“We start laughing around 3.5 to 4 months old; Scientists believe it is a way to build relationships, not necessarily as a response to something funny.”
This makes a lot of sense if you stop to think about laughter in relation to babies. We acquire the ability to laugh long before we acquire the capacity to speak words. Therefore, laughter serves as a means of communication and a bonding activity between a baby and its parent or, in cases like ours, its sibling. A parent gets a baby to laugh and then continues to do the behavior that illicits the laughter. In turn, the baby carries on laughing at the antics of the parent almost as a means of positive reinforcement.
The laughter of babies and what it might portray about the workings of babies’ brains is being studied by Birkbeck Babylab, a London based research group.

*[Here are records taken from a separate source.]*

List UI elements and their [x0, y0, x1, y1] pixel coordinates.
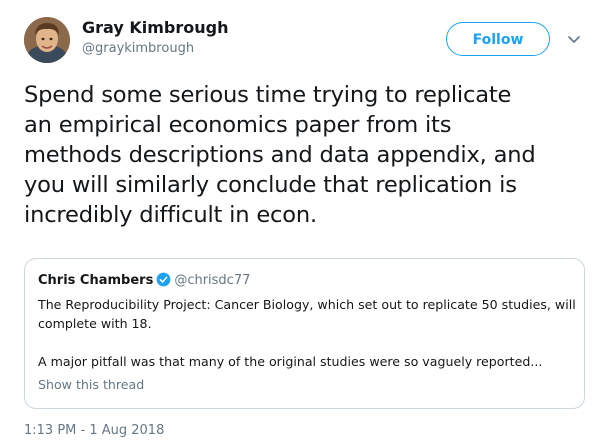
tweet-timestamp[interactable]: 1:13 PM - 1 Aug 2018	[24, 423, 164, 439]
quoted-tweet[interactable]: Chris Chambers @chrisdc77 The Reproducibi…	[24, 258, 585, 409]
quoted-author-name: Chris Chambers	[38, 273, 154, 288]
chevron-down-icon[interactable]	[566, 33, 582, 47]
verified-badge-icon	[156, 272, 171, 287]
avatar-image	[24, 17, 70, 63]
tweet-card: Gray Kimbrough @graykimbrough Follow Spe…	[0, 0, 605, 441]
quoted-tweet-header: Chris Chambers @chrisdc77	[38, 272, 250, 290]
tweet-text-line: incredibly difficult in econ.	[24, 202, 317, 228]
quoted-text-line: The Reproducibility Project: Cancer Biol…	[38, 297, 576, 312]
show-thread-link[interactable]: Show this thread	[38, 376, 144, 394]
tweet-text-line: methods descriptions and data appendix, …	[24, 142, 536, 168]
author-avatar[interactable]	[24, 17, 70, 63]
quoted-text-line: A major pitfall was that many of the ori…	[38, 354, 543, 369]
quoted-tweet-text: The Reproducibility Project: Cancer Biol…	[38, 295, 578, 371]
author-handle[interactable]: @graykimbrough	[82, 41, 228, 57]
tweet-text-line: an empirical economics paper from its	[24, 112, 452, 138]
author-info: Gray Kimbrough @graykimbrough	[82, 18, 228, 57]
quoted-author-handle: @chrisdc77	[174, 273, 251, 288]
tweet-text-line: you will similarly conclude that replica…	[24, 172, 517, 198]
quoted-text-line: complete with 18.	[38, 316, 152, 331]
author-display-name[interactable]: Gray Kimbrough	[82, 18, 228, 38]
quoted-text-spacer	[38, 333, 578, 352]
follow-button[interactable]: Follow	[446, 22, 550, 56]
tweet-text: Spend some serious time trying to replic…	[24, 80, 584, 230]
tweet-text-line: Spend some serious time trying to replic…	[24, 82, 512, 108]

The most popular post on their Baby Laughter project blog is the discussion of “should we tickle babies”. When it comes to tickling, something to consider is that the idea of tickling is not necessarily a pleasant experience for everyone. In fact, many adults do not enjoy being tickled and because babies cannot defend themselves, perhaps they shouldn’t be tickled. One theory about why we are ticklish is so that we are sensitive to bugs and small parasites that might crawl on our skin while we are asleep. A pretty creepy thought, I must say, but it certainly does help to explain the reason we wiggle and squirm away from the tickling. The researchers believe that babies, for the most part, do enjoy being tickled and actually probably see tickling as a game they can play with their favorite people. The researchers go on to suggest that babies can tell you by crying or squirming away when they have had enough. So, as long as we pay attention to their cues, tickling can be a fun way to trigger a baby’s laughter and reinforce that bond between parent and child.
Rigby sure does seem to enjoy it and, as I mentioned in his four month update, I find it to be one of the cutest things I’ve ever witnessed!